Com as greves dos servidores se avolumando e ganhando ímpeto, Dilma Rousseff fez o que costuma fazer quando o calo aperta: chamou seu tutor. Às voltas com mais de 300 mil funcionários parados, caos em rodovias e aeroportos e uma incipiente ameaça de desabastecimento de alguns produtos, a presidente da República não parece ter claro como agir, a não ser gritar por socorro. Mais uma vez, ela apelou a Lula.

Ontem foi mais um dia de agruras para quem tem que lidar com serviços prestados por alguma das 30 categorias de servidores em greve no país. As imagens mais eloquentes do dia foram as das quilométricas filas no embarque internacional do aeroporto de Cumbica, em Guarulhos. Uma operação-padrão da Polícia Federal travou o terminal por cerca de quatro horas e atrasou um terço dos voos internacionais.

O que os viajantes sofrem nos aeroportos já vem se repetindo há dias nos portos, onde, ao protesto dos policiais federais, junta-se a paralisação dos servidores da Receita Federal, que já vem desde 18 de junho, da Vigilância Sanitária, em greve há 23 dias, e dos fiscais agropecuários. A consequência é um paradão assustador.

O valor dos produtos que aguardam liberação nas alfândegas do país já chega a US$ 2,5 bilhões. “Em dez dias começaremos a ter problemas sérios”, resumiu um industrial do setor farmacêutico, sobre o suprimento de medicamentos. Apenas no setor exportador, o movimento grevista está gerando custo adicional diário de R$ 10 milhões às empresas.

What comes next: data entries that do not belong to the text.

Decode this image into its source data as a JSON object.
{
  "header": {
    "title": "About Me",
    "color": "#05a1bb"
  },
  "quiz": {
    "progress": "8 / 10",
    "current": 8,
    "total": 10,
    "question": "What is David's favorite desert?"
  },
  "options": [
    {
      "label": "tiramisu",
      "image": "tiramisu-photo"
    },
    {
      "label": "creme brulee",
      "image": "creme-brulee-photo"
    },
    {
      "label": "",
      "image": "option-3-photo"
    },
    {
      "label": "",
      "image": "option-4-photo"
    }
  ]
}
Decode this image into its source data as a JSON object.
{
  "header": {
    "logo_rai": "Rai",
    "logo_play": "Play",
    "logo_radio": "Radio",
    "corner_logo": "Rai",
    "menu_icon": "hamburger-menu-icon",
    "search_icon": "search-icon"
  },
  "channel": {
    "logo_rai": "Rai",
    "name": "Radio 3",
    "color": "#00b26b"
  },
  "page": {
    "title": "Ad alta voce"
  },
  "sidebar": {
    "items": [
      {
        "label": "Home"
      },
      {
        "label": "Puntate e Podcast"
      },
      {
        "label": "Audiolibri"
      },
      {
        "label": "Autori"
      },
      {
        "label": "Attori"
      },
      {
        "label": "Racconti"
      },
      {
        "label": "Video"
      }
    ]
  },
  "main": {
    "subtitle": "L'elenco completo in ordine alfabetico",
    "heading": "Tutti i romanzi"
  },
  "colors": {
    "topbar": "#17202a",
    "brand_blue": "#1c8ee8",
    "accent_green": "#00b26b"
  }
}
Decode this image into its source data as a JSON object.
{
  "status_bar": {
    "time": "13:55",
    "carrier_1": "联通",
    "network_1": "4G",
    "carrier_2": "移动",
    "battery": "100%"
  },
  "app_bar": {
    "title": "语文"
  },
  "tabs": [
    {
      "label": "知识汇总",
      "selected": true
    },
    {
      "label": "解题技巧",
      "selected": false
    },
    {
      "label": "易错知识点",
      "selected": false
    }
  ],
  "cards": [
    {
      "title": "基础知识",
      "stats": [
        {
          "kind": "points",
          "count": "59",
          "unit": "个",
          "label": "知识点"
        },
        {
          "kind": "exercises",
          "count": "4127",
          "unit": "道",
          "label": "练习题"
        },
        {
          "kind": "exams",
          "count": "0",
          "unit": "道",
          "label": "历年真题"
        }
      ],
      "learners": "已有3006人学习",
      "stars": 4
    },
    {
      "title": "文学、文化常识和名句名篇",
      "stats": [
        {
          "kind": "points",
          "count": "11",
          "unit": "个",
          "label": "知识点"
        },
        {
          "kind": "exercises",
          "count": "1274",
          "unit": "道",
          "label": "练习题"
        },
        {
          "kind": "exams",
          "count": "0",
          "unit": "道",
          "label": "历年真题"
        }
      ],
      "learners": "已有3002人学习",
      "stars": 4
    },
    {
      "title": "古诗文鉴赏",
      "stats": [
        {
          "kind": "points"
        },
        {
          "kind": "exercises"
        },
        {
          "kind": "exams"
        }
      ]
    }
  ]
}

Diante deste quadro desolador e bastante incômodo para a população, o que se esperava do governo federal era firmeza e decisão. Mas o que se vê, até agora, é enrolação. O Ministério do Planejamento promete alguma resposta para os grevistas apenas na próxima semana. Enquanto isso, a população continuará penando em filas, em congestionamentos, pagando mais caro por produtos que começam a escassear…

Mas pior papel faz a presidente. Diante das dificuldades, Dilma apelou ao ex-presidente Luiz Inácio Lula da Silva. Na terça-feira, foi a ele pedir socorro. “O governo concluiu que avaliou mal a força do movimento. Dilma quer que Lula use seu prestígio para segurar os sindicalistas”, informa Ilimar Franco n’O Globo. “Lula deve atuar principalmente para atenuar a radicalização do movimento, que beira a ruptura”, relata o Valor Econômico, em manchete.

Na realidade, a presidente não está conseguindo administrar uma situação que lhe foi legada, mas de cuja gênese ela foi partícipe e beneficiária – seja como ministra da Casa Civil, seja posteriormente como candidata vitoriosa ao Planalto. As benesses distribuídas ao funcionalismo por Lula começam, muito antes do que se imaginava, a não caber no cobertor curto do Orçamento, às voltas com queda de arrecadação e uma economia em franca desaceleração.

Em editoriais, os jornais hipotecam apoio ao Planalto e criticam os grevistas. Mas a racionalidade que pregam no trato do movimento que paralisa o serviço público não parece encontrar eco nem mesmo no governo, que, a despeito de todas as limitações orçamentárias, foi capaz até de criar duas novas estatais apenas nos dois últimos dias.

Além da já esperada Etav, cuja atribuição é cuidar do trem-bala, teremos agora também a inusitada Amazul, responsável pelo Programa Nuclear da Marinha Brasileira, que inclui a construção do primeiro submarino à propulsão atômica do país, como mostra O Globo. Trata-se da 126ª empresa sob controle do balofo Estado brasileiro.

As recentes atitudes diante das reivindicações dos grevistas desnudam contradições da presidente e, pior que isso, sua limitada capacidade de decisão. Enfrentar paralisações de funcionários públicos é atribuição indelegável do governante de turno. Bem gerir o Orçamento, estabelecendo prioridades na aplicação de recursos que vão ficando mais escassos, também. Entretanto, diante do desafio de arbitrar, Dilma Rousseff, mais uma vez, apelou para o síndico. Parece que até mesmo a presidente da República decretou greve.